EU participants may have different strategy, because Poti FIZ directly borders the European market. The EU may use this zone, as part of DCFTA, not only to export its products to China, but also to export goods to its own market. Unlike for China, the geographical proximity of the EU and relative low price of production, resources and workforce in Georgian will stimulate the implementation of this strategy.

Poti FIZ may raise interest in other countries (like Iran, Azerbaijan, Armenia, Turkey and the USA) which do not have comparable agreements with the EU and China, but want to participate in these markets.

European and Chinese investors are already familiar with Poti, as it is an important part on the New Silk Road. Therefore, it is absolutely logical to shape a logistics hub in Poti FIZ.

 

Existing Challenges

For successful fulfillment of this plan, the FIZ requires institutional and legal support, infrastructural platforms, establishment of international connections and modern strategic systems for the zone’s management. Focusing only on legal challenges:

In the Georgian law on Free Economic Zones, it is necessary to specify that FIZ is arranged for a certain period, which must be at least five years. Investors should be sure that no changes are expected and the government will not nationalize the zone to serve internal or foreign fiscal liabilities. Moreover, a paragraph should be added to Article 9 of this law covering exemption of excise products from the excise tax when delivering product from the territory of Georgia into the zone. This norm is practiced in most free industrial zones around the world.

Paragraph 4 in Article 7 of the above-mentioned law should also be revised to allow the use of buildings in the FIZ for residential purposes. In successful zones, like Jebel Ali in the United Arab Emirates, the investor is able to choose from one of about 9,000 hotel suites operating in the zone. A similar practice occurs in Chinese zones, too. Therefore, it is not expedient to ban living in Georgian free industrial zones.

The operation of FIZ must be subjected to EU-Georgia DCFTA implementation, and legal agreements with China should be also taken into account. In the near future, it is therefore necessary to establish EU standards and technical conditions in Georgian FIZs.

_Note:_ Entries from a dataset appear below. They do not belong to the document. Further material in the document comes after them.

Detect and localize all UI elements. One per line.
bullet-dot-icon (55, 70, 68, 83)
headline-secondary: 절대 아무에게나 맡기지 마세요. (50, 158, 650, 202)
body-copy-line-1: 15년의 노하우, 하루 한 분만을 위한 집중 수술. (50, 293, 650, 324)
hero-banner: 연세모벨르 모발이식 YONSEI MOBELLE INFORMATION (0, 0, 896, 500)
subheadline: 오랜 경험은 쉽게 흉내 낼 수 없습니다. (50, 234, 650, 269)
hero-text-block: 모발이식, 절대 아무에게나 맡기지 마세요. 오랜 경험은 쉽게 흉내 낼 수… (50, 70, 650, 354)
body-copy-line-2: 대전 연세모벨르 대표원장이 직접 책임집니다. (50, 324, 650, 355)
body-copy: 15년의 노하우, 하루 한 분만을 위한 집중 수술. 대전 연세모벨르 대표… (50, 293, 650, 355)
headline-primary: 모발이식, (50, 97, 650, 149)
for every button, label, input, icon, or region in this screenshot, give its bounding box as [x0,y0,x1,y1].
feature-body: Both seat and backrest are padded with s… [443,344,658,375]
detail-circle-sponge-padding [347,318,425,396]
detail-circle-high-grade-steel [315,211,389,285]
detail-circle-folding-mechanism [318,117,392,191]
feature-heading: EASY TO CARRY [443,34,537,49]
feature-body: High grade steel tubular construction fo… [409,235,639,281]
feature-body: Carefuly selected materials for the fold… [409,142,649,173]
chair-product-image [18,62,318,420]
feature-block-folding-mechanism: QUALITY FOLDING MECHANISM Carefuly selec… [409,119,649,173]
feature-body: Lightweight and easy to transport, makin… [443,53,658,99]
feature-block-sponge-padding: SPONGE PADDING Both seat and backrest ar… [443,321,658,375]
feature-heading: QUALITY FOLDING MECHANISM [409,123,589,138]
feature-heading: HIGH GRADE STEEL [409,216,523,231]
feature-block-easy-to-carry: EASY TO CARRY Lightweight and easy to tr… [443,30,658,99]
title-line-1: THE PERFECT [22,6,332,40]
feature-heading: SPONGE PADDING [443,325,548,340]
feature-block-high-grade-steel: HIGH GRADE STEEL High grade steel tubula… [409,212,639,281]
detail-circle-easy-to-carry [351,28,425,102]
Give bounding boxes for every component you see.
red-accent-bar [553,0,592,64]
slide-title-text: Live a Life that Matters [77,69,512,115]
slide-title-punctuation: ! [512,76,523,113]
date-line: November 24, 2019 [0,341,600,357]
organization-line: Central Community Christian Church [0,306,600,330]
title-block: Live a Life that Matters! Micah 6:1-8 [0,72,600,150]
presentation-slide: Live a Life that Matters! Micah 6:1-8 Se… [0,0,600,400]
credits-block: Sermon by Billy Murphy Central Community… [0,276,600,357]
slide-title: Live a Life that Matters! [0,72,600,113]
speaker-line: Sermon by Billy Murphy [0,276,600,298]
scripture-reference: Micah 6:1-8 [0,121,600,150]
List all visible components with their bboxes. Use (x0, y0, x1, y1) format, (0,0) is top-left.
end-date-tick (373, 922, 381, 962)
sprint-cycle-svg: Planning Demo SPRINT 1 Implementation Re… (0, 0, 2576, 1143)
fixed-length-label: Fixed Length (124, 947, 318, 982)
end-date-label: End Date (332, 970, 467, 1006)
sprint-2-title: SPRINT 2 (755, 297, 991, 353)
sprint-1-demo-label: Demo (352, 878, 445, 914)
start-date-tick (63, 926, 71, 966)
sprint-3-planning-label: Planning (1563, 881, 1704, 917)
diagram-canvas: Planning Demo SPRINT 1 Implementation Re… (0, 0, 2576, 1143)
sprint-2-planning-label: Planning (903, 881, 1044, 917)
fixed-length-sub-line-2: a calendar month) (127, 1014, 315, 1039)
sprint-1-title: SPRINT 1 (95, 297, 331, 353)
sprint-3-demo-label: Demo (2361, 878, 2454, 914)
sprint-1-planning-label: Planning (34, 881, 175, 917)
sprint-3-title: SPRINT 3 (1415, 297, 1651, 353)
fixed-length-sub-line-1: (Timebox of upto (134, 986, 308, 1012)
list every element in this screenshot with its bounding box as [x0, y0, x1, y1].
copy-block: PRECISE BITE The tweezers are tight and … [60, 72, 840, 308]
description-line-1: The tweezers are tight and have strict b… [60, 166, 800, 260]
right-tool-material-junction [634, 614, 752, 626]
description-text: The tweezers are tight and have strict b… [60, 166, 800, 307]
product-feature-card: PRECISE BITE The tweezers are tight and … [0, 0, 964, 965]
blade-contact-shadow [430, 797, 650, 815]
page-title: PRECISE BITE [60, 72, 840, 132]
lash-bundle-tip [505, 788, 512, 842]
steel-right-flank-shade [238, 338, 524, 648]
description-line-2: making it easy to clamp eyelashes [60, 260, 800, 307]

Issues among economic agents in the zone should be resolved by international arbitration norms. Moreover, it is necessary to develop a special program for developing territories via a special investment regime and free economic zones, which will expand the functional part of the zone. Based on the international practice of complex free zones, which represent a combined model of several zones, it will be beneficial to add a service zone to the existing Poti FIZ. A service zone is a specialized region with preferential rules for various services.

The implementation of these activities will result in regions of Georgia where businessmen from Asian countries will invest capital and export Georgia-assembled products to the EU with Made in Georgia certification. Georgia will become a place for the production of cheap products in free economic zones through outsourcing. Finally, special trade zones will ensure investment in Georgia’s strategic infrastructure sector.